Old English *fyxen (implied in adjective fyxan), fem. of fox (see fox (n.) and cognate with Middle High German vühsinne, German füchsin). Solitary English survival of the Germanic feminine suffix -en, -in (also in Old English gyden "goddess;" mynecen "nun," from munuc "monk;" wlyfen "she-wolf," etc.). The figurative sense "ill-tempered woman" is attested from 1570s. The spelling shift from -f- to -v- began late 1500s (see V).

improve (v.)

late 15c., "to use to one's profit, to increase (income)," from Anglo-French emprouwer "to turn to profit" (late 13c.), from Old French en-, a causative prefix or from em-, + prou "profit," from Latin prode "advantageous" (see proud (adj.)).

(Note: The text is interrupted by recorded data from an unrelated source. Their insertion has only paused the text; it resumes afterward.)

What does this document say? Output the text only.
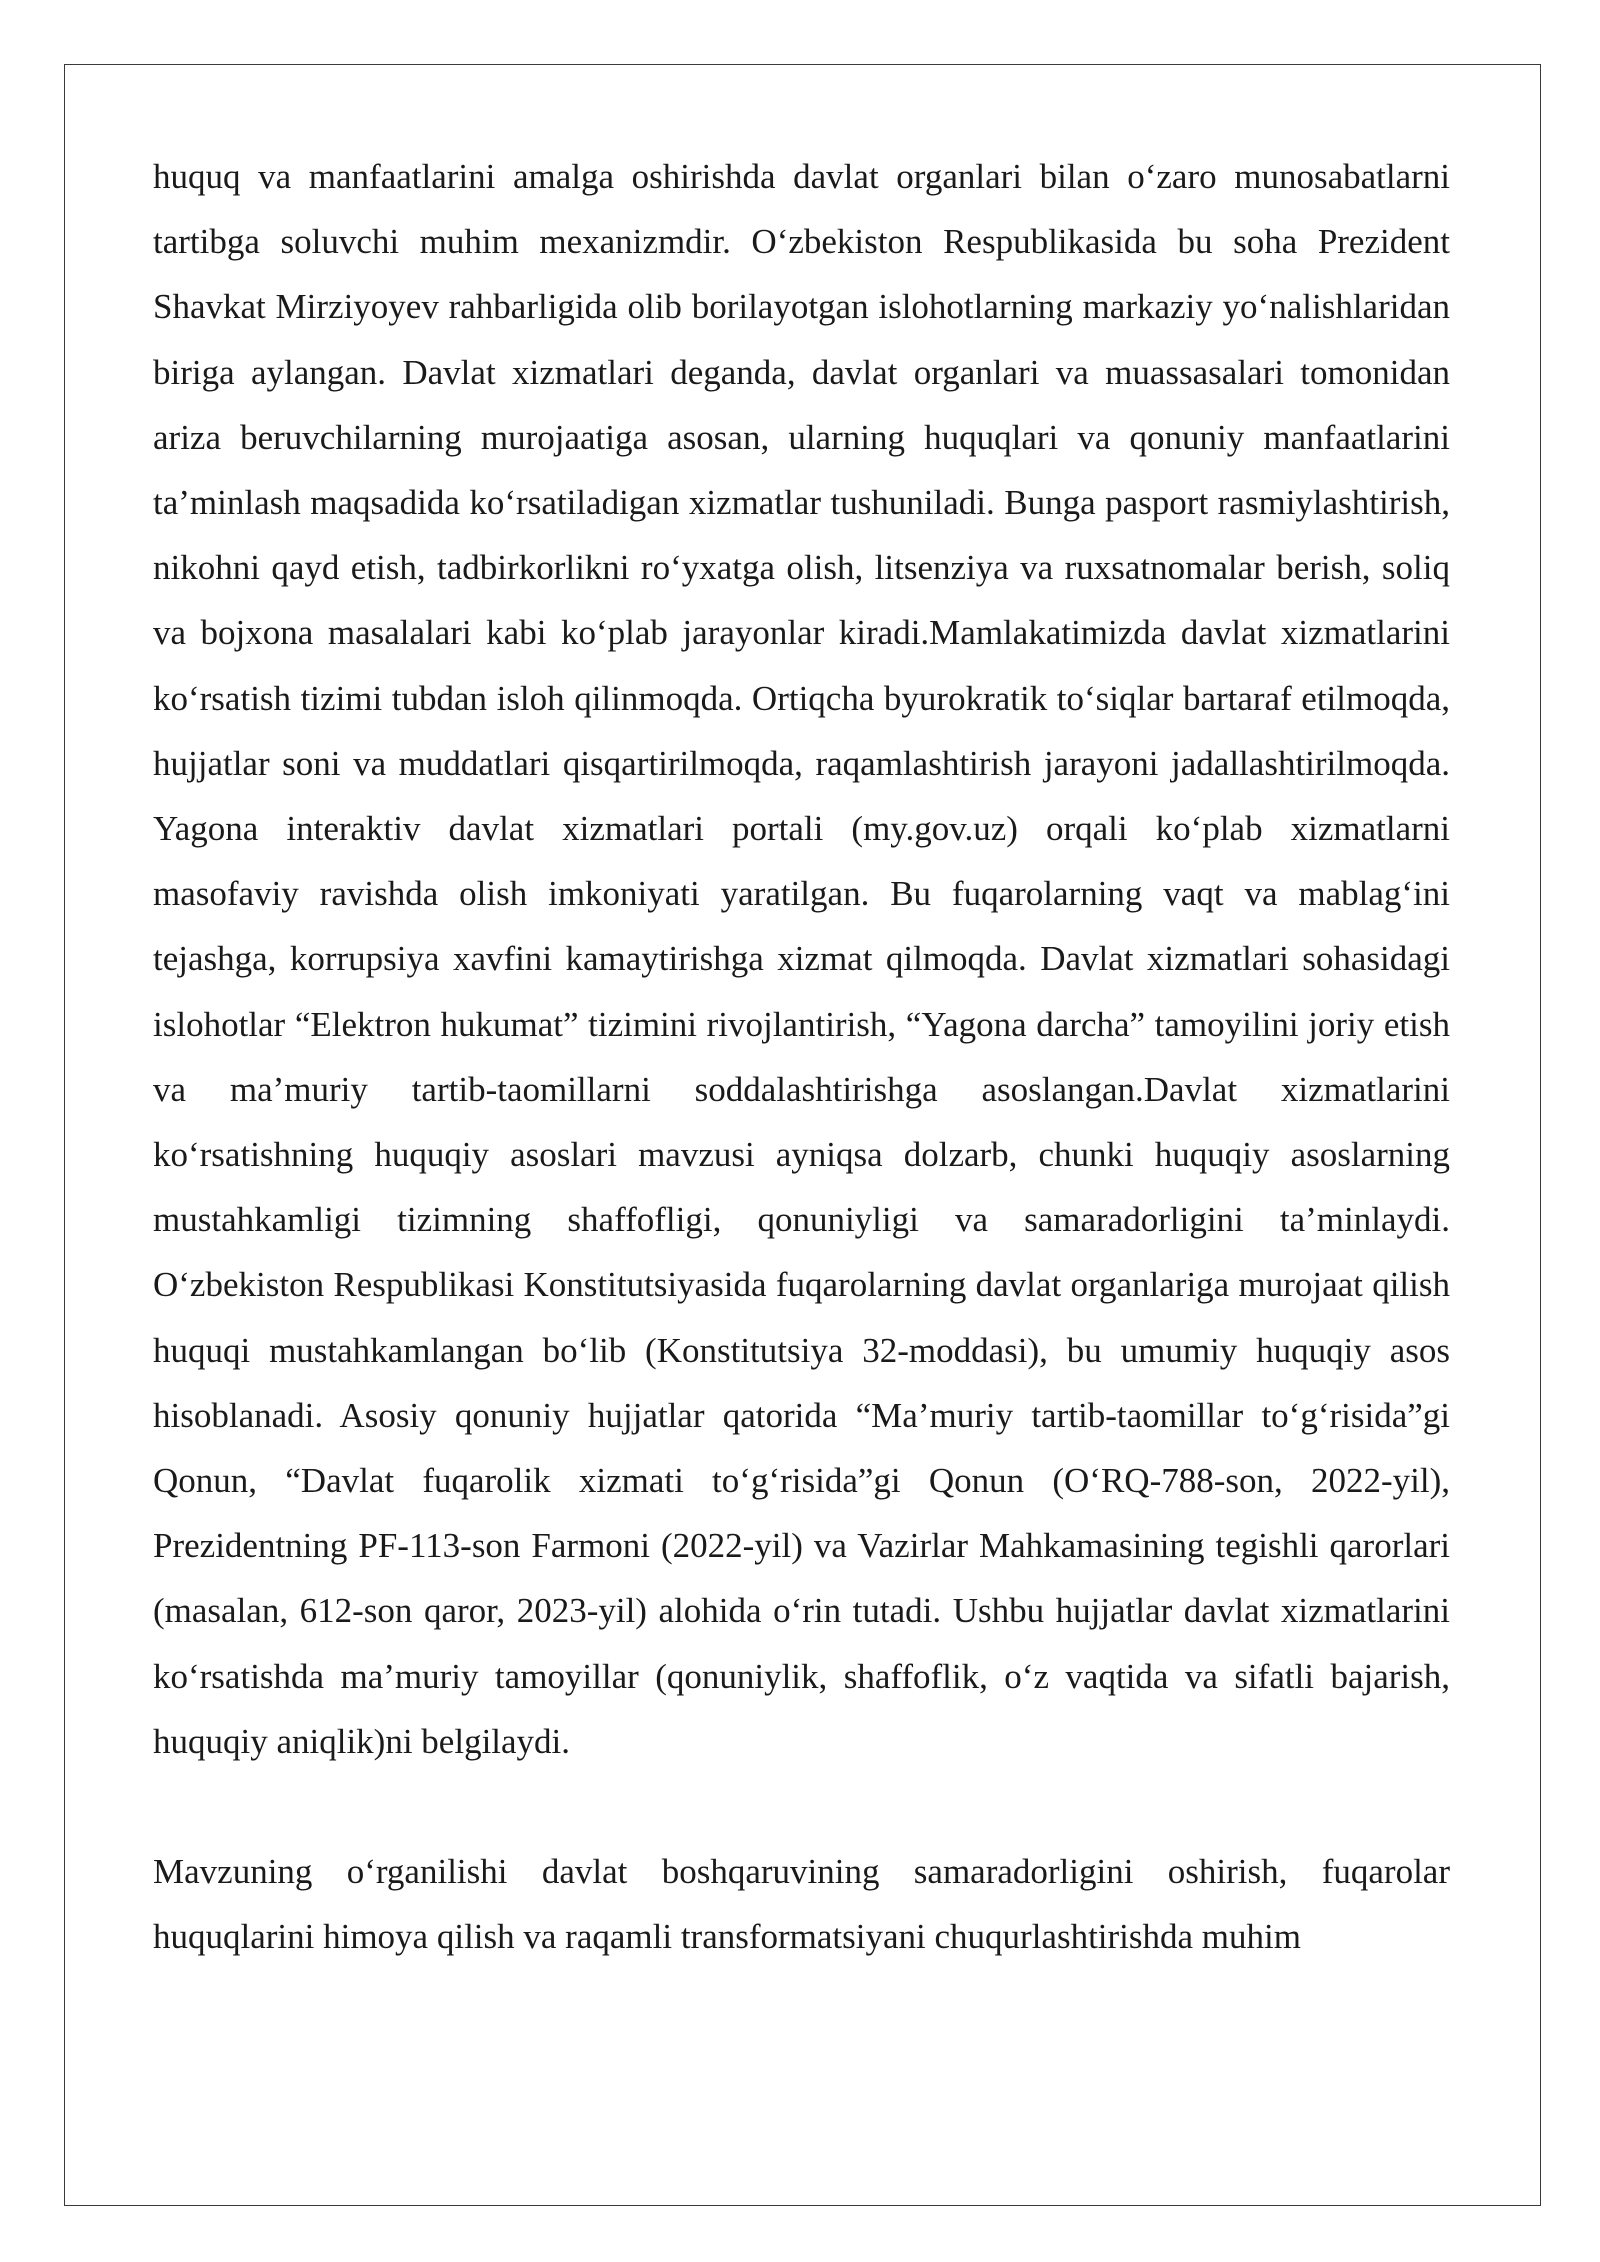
huquq va manfaatlarini amalga oshirishda davlat organlari bilan o‘zaro munosabatlarni tartibga soluvchi muhim mexanizmdir. O‘zbekiston Respublikasida bu soha Prezident Shavkat Mirziyoyev rahbarligida olib borilayotgan islohotlarning markaziy yo‘nalishlaridan biriga aylangan. Davlat xizmatlari deganda, davlat organlari va muassasalari tomonidan ariza beruvchilarning murojaatiga asosan, ularning huquqlari va qonuniy manfaatlarini ta’minlash maqsadida ko‘rsatiladigan xizmatlar tushuniladi. Bunga pasport rasmiylashtirish, nikohni qayd etish, tadbirkorlikni ro‘yxatga olish, litsenziya va ruxsatnomalar berish, soliq va bojxona masalalari kabi ko‘plab jarayonlar kiradi.Mamlakatimizda davlat xizmatlarini ko‘rsatish tizimi tubdan isloh qilinmoqda. Ortiqcha byurokratik to‘siqlar bartaraf etilmoqda, hujjatlar soni va muddatlari qisqartirilmoqda, raqamlashtirish jarayoni jadallashtirilmoqda. Yagona interaktiv davlat xizmatlari portali (my.gov.uz) orqali ko‘plab xizmatlarni masofaviy ravishda olish imkoniyati yaratilgan. Bu fuqarolarning vaqt va mablag‘ini tejashga, korrupsiya xavfini kamaytirishga xizmat qilmoqda. Davlat xizmatlari sohasidagi islohotlar “Elektron hukumat” tizimini rivojlantirish, “Yagona darcha” tamoyilini joriy etish va ma’muriy tartib-taomillarni soddalashtirishga asoslangan.Davlat xizmatlarini ko‘rsatishning huquqiy asoslari mavzusi ayniqsa dolzarb, chunki huquqiy asoslarning mustahkamligi tizimning shaffofligi, qonuniyligi va samaradorligini ta’minlaydi. O‘zbekiston Respublikasi Konstitutsiyasida fuqarolarning davlat organlariga murojaat qilish huquqi mustahkamlangan bo‘lib (Konstitutsiya 32-moddasi), bu umumiy huquqiy asos hisoblanadi. Asosiy qonuniy hujjatlar qatorida “Ma’muriy tartib-taomillar to‘g‘risida”gi Qonun, “Davlat fuqarolik xizmati to‘g‘risida”gi Qonun (O‘RQ-788-son, 2022-yil), Prezidentning PF-113-son Farmoni (2022-yil) va Vazirlar Mahkamasining tegishli qarorlari (masalan, 612-son qaror, 2023-yil) alohida o‘rin tutadi. Ushbu hujjatlar davlat xizmatlarini ko‘rsatishda ma’muriy tamoyillar (qonuniylik, shaffoflik, o‘z vaqtida va sifatli bajarish, huquqiy aniqlik)ni belgilaydi.

Mavzuning o‘rganilishi davlat boshqaruvining samaradorligini oshirish, fuqarolar huquqlarini himoya qilish va raqamli transformatsiyani chuqurlashtirishda muhim
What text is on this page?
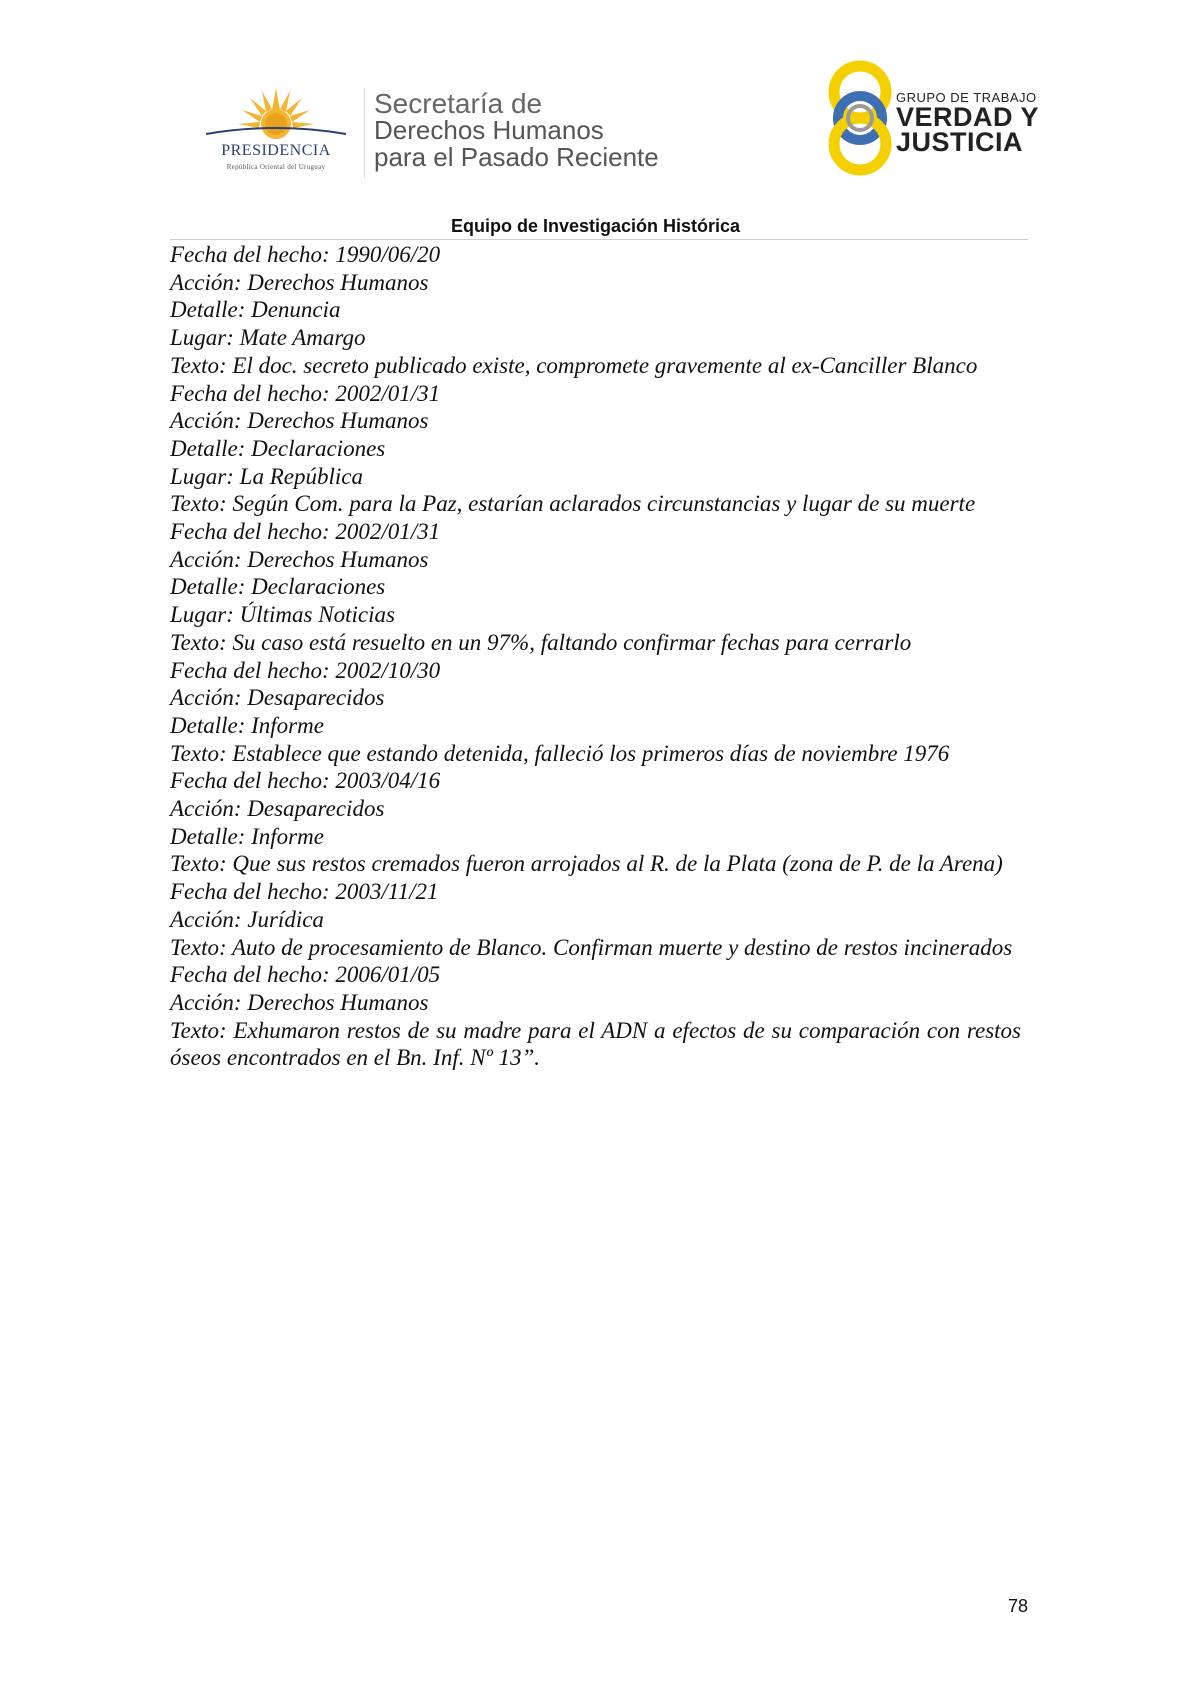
PRESIDENCIA
República Oriental del Uruguay
Secretaría de
Derechos Humanos
para el Pasado Reciente
GRUPO DE TRABAJO
VERDAD Y
JUSTICIA
Equipo de Investigación Histórica
Fecha del hecho: 1990/06/20
Acción: Derechos Humanos
Detalle: Denuncia
Lugar: Mate Amargo
Texto: El doc. secreto publicado existe, compromete gravemente al ex-Canciller Blanco
Fecha del hecho: 2002/01/31
Acción: Derechos Humanos
Detalle: Declaraciones
Lugar: La República
Texto: Según Com. para la Paz, estarían aclarados circunstancias y lugar de su muerte
Fecha del hecho: 2002/01/31
Acción: Derechos Humanos
Detalle: Declaraciones
Lugar: Últimas Noticias
Texto: Su caso está resuelto en un 97%, faltando confirmar fechas para cerrarlo
Fecha del hecho: 2002/10/30
Acción: Desaparecidos
Detalle: Informe
Texto: Establece que estando detenida, falleció los primeros días de noviembre 1976
Fecha del hecho: 2003/04/16
Acción: Desaparecidos
Detalle: Informe
Texto: Que sus restos cremados fueron arrojados al R. de la Plata (zona de P. de la Arena)
Fecha del hecho: 2003/11/21
Acción: Jurídica
Texto: Auto de procesamiento de Blanco. Confirman muerte y destino de restos incinerados
Fecha del hecho: 2006/01/05
Acción: Derechos Humanos
Texto: Exhumaron restos de su madre para el ADN a efectos de su comparación con restos óseos encontrados en el Bn. Inf. Nº 13”.
78
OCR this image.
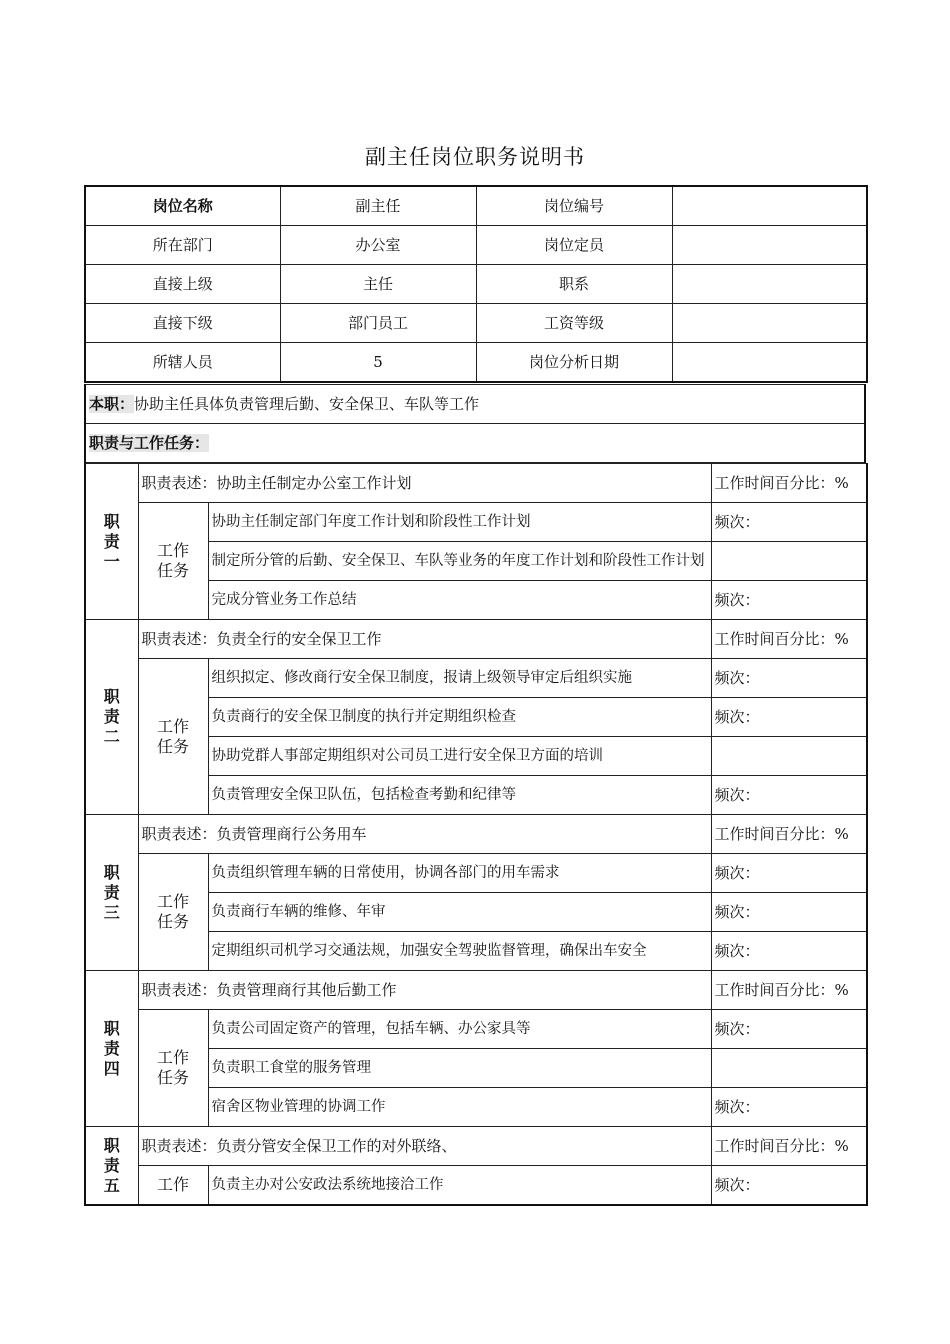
副主任岗位职务说明书
岗位名称	副主任	岗位编号	
所在部门	办公室	岗位定员	
直接上级	主任	职系	
直接下级	部门员工	工资等级	
所辖人员	5	岗位分析日期	
本职：协助主任具体负责管理后勤、安全保卫、车队等工作
职责与工作任务：
职责一	职责表述：协助主任制定办公室工作计划		工作时间百分比：%
	工作任务	协助主任制定部门年度工作计划和阶段性工作计划	频次：
		制定所分管的后勤、安全保卫、车队等业务的年度工作计划和阶段性工作计划	
		完成分管业务工作总结	频次：
职责二	职责表述：负责全行的安全保卫工作		工作时间百分比：%
	工作任务	组织拟定、修改商行安全保卫制度，报请上级领导审定后组织实施	频次：
		负责商行的安全保卫制度的执行并定期组织检查	频次：
		协助党群人事部定期组织对公司员工进行安全保卫方面的培训	
		负责管理安全保卫队伍，包括检查考勤和纪律等	频次：
职责三	职责表述：负责管理商行公务用车		工作时间百分比：%
	工作任务	负责组织管理车辆的日常使用，协调各部门的用车需求	频次：
		负责商行车辆的维修、年审	频次：
		定期组织司机学习交通法规，加强安全驾驶监督管理，确保出车安全	频次：
职责四	职责表述：负责管理商行其他后勤工作		工作时间百分比：%
	工作任务	负责公司固定资产的管理，包括车辆、办公家具等	频次：
		负责职工食堂的服务管理	
		宿舍区物业管理的协调工作	频次：
职责五	职责表述：负责分管安全保卫工作的对外联络、		工作时间百分比：%
	工作	负责主办对公安政法系统地接洽工作	频次：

Spelling with -v- was rare before 17c.; it apparently arose from confusion of -v- and -u-. Spelling otherwise deformed by influence of words in -prove. Meaning "make better, raise to a better quality or condition" first recorded 1610s. Intransitive sense "get better" is from 1727. Phrase improve the occasion retains the etymological sense. Meaning "to turn land to profit" (by clearing it, erecting buildings, etc.) was in Anglo-French (13c.) and survived or was revived in the American colonies and Australia. Hence, "make good use of, occupy (a place) and convert to some purpose."

IOU 

also I.O.U., I O U, 1610s, originally written IOV (see V); a punning on "I Owe You." "A memorandum or acknowledgement of debt less formal than a promissory note, because no direct promise to pay is expressed." [Century Dictionary]

U 

for historical evolution, see V. Used punningly for you by 1588 ["Love's Labour's Lost," V.i.60], not long after the pronunciation shift that made the vowel a homonym of the pronoun. As a simple shorthand (without intentional word-play), it is recorded from 1862. Common in business abbreviations since 1923 (such as U-Haul, attested from 1951).

The substitution of Middle English -o- for Old English -u- before -m-, -n-, or -r- was a French scribal habit before minims to avoid misreading the letters in the old style handwriting, which jammed them together. The practice transformed some, come, monk, tongue, worm.